Read more at Naked Capitalism
Ah, couple of comments.
First, the majority of cities have no prospect of default or of selling off assets.
Second, the author fails to mention decades of corruption and mismanagement in places like Detroit and Wayne County Michigan (the Obama administration reinforced federal law enforcement due to the number of public corruption investigations and prosecutions).
Problem yes. Vast dark conspiracy? Not so much.
“Unlike the U.S. federal government, most states and cities have constitutions that prevent them from running budget deficits. This means that when they cut property taxes, they either must borrow from the wealthy, or cut back employment and public services. “
Umm….hang on a minute here.
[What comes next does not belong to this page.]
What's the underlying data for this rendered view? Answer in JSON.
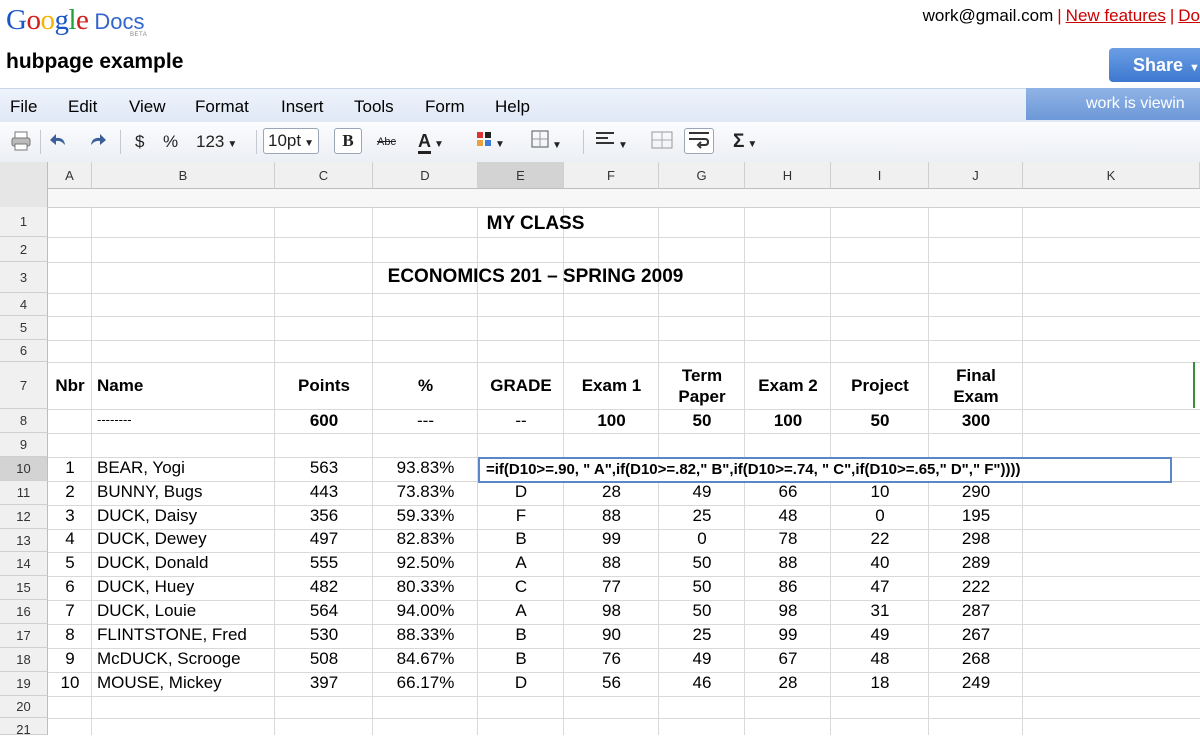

If they’re not allowed to run deficits then they’re not allowed to borrow to run services then, are they? For that’s what a deficit is, borrowing to run the services.
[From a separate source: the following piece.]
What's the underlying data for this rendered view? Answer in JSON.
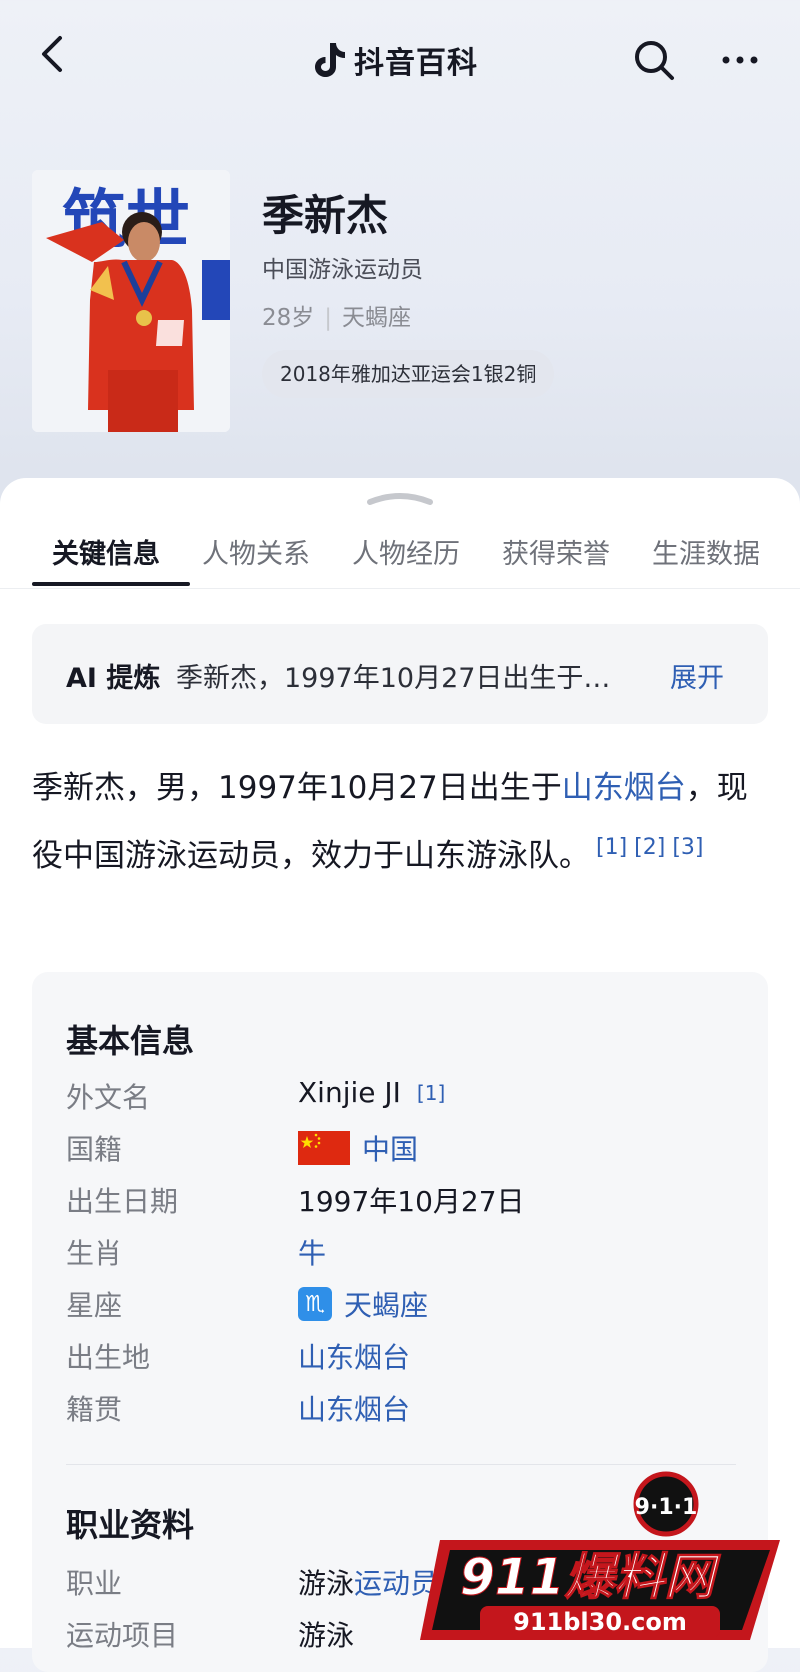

Munis are only allowed to borrow to invest in specific projects aren’t they? Replacing the sewers, building schools, that sort of thing. They’re not allowed to issue general revenue bonds which finance current spending….for they’re not allowed to run deficits.
I think I’ve got that right….and if I have I think I’ll take anything else the author has to say on the subject as being ill informed.
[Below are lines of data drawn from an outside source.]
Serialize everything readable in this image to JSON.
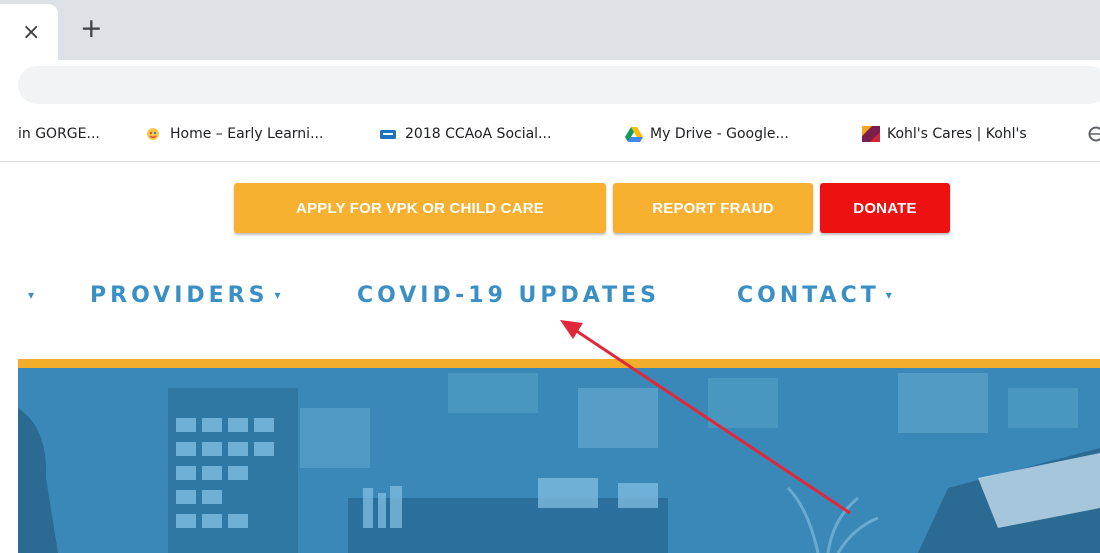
{
  "browser": {
    "tab_close_glyph": "×",
    "new_tab_glyph": "+",
    "bookmarks": [
      {
        "label": "in GORGE...",
        "icon": "none"
      },
      {
        "label": "Home – Early Learni...",
        "icon": "face-logo-icon"
      },
      {
        "label": "2018 CCAoA Social...",
        "icon": "apk-logo-icon"
      },
      {
        "label": "My Drive - Google...",
        "icon": "google-drive-icon"
      },
      {
        "label": "Kohl's Cares | Kohl's",
        "icon": "kohls-logo-icon"
      }
    ]
  },
  "site": {
    "top_buttons": [
      {
        "label": "APPLY FOR VPK OR CHILD CARE",
        "color": "#f7b030"
      },
      {
        "label": "REPORT FRAUD",
        "color": "#f7b030"
      },
      {
        "label": "DONATE",
        "color": "#ee1111"
      }
    ],
    "nav": [
      {
        "label": "PROVIDERS",
        "caret": "▾"
      },
      {
        "label": "COVID-19 UPDATES",
        "caret": ""
      },
      {
        "label": "CONTACT",
        "caret": "▾"
      }
    ],
    "nav_leading_caret": "▾",
    "nav_color": "#3a8fc4",
    "accent_rule_color": "#f2ad2a",
    "hero_tint": "#3f8fbf"
  },
  "annotation": {
    "arrow_color": "#e0283a"
  }
}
“Having demonized public employees for being scheduled to receive pensions on their lifetime employment service, [municipal] bondholders are insisting on getting the money instead.”
This is EXACTLY what Romney wanted to happen in the “Let Detroit fail” bankruptcy proceedings he wanted to see, and it’s exactly his main criticism of the Obama administration’s handling of the GM and Chrysler bankruptcies. He’s furious that the union workers were allowed to keep some of the benefits that they had contracted for as compensation over the years, while the companies’ bondholders—y’know; the vaunted capitalist risk-takers—were “dissed.”
I’ve been dismayed that the Obama campaign hasn’t made a big deal of this. It really IS a big deal, I think.
Obama hasn’t made a big deal of it because Obama is no friend to labor. He has not learned, or educated himself on the roll of labor in society.
Actually it’s more like the corrupt privatization of the Old Regime in pre-revolutionary France. Rather than collect taxes from farmers or workers, the government sold the right to collect taxes to wealthy individuals, many of whom were executed by the mob when the French finally got tired of the privatizers.
If you go back a thousand years, you can see how feudalism developed as government posts were turned into property. In early Frankish days and through the Carolingians, the central government collected taxes and appointed nobles to run certain regions, but these were just high level government jobs, lucrative as they were. By 1000, however, more and more of these posts were sold or permanently granted as private property and the feudal system took over.
Whenever I hear about The Road to Serfdom, I always consider the title ironic, like To Serve Man.
Prof. Worstall, money is fungible, or don’t you teach that?